Polish schoolchildren destroyed dozens of Jewish headstones. They said they wanted to build a fortress.

Toppled and smashed headstones lie scattered at the Jewish Cemetery of Wroclaw, Poland, June 16, 2021. Courtesy of The Jewish Community of Wroclaw
The group of five 12-year-olds had been working on the project for several days at the disused graveyard in Wroclaw, in western Poland, Gazeta Wyborcza reported Thursday. Police stopped them upon hearing hammering noises on Wednesday. Some of the headstones were smashed. Others were partially damaged and knocked down.
In a separate incident last week in eastern France, graffiti saying “Allah akba,” or God is great in Arabic, was left at the entrance to a Jewish cemetery in Strasbourg, France Bleu reported last week. There are no suspects.
In eastern Poland this week, a headstone from a Jewish grave that was used decades ago as construction material in Kraśnik was extracted from a sidewalk and placed at the local Jewish cemetery, TVN24 reported.

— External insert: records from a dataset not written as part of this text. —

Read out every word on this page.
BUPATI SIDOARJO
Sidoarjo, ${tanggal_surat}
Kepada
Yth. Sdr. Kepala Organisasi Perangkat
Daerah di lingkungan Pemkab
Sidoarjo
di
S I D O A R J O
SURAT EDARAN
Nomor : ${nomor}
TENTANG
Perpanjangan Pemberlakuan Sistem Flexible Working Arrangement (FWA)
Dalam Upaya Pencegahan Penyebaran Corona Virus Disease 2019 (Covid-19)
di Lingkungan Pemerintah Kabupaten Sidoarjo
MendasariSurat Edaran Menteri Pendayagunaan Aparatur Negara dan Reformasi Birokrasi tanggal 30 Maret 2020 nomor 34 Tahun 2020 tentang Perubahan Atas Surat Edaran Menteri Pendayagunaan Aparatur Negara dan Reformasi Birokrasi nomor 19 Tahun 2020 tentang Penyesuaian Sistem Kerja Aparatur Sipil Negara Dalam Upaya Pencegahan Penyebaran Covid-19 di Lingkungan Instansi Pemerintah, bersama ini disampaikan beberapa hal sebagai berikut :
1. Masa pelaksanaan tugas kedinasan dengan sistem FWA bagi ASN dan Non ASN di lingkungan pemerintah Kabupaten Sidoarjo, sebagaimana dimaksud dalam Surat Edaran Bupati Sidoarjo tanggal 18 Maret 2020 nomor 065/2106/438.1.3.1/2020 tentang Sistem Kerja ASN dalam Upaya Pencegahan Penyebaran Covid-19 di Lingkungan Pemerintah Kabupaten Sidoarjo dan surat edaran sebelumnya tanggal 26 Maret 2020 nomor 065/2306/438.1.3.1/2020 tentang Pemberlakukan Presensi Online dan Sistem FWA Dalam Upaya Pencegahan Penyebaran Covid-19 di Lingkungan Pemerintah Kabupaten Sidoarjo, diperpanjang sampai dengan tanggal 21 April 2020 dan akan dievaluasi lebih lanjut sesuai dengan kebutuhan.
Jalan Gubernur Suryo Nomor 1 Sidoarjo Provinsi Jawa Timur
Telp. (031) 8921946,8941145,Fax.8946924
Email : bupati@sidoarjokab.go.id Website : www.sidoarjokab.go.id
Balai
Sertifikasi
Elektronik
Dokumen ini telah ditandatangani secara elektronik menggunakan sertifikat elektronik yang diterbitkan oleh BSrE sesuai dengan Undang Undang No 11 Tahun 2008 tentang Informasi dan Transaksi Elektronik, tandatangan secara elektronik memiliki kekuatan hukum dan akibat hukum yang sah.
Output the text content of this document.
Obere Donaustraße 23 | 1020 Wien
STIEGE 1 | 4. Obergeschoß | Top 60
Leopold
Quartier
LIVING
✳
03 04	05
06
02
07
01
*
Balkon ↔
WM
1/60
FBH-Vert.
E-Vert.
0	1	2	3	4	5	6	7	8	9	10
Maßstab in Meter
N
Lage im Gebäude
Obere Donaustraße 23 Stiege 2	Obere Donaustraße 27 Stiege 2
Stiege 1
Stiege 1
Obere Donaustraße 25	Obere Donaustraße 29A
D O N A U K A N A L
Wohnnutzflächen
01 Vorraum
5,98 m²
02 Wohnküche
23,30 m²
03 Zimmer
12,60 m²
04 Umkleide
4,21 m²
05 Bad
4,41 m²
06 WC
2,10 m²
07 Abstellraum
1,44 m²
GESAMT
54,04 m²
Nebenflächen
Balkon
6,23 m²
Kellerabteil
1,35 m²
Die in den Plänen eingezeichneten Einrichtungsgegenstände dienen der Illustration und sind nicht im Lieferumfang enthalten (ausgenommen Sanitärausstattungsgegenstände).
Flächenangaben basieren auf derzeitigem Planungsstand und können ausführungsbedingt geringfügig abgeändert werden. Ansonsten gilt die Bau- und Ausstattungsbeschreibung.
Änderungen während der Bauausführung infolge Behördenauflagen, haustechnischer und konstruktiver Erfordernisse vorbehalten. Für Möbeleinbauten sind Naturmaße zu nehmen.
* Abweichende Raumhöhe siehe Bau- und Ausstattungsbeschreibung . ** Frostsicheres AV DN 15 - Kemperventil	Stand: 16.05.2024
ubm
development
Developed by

The headstone was discovered three years ago after the pavement over it cracked. The bureaucratic action that launched then to replace the stone bore fruit this week.
In southern Poland, the city of Bielsko-Biala is planning a commemorative space featuring Jewish headstones in recognition of the destruction of the Jewish cemetery there in the 1960s. A sports center was built on the site, Gazeta Wyborcza reported earlier this month.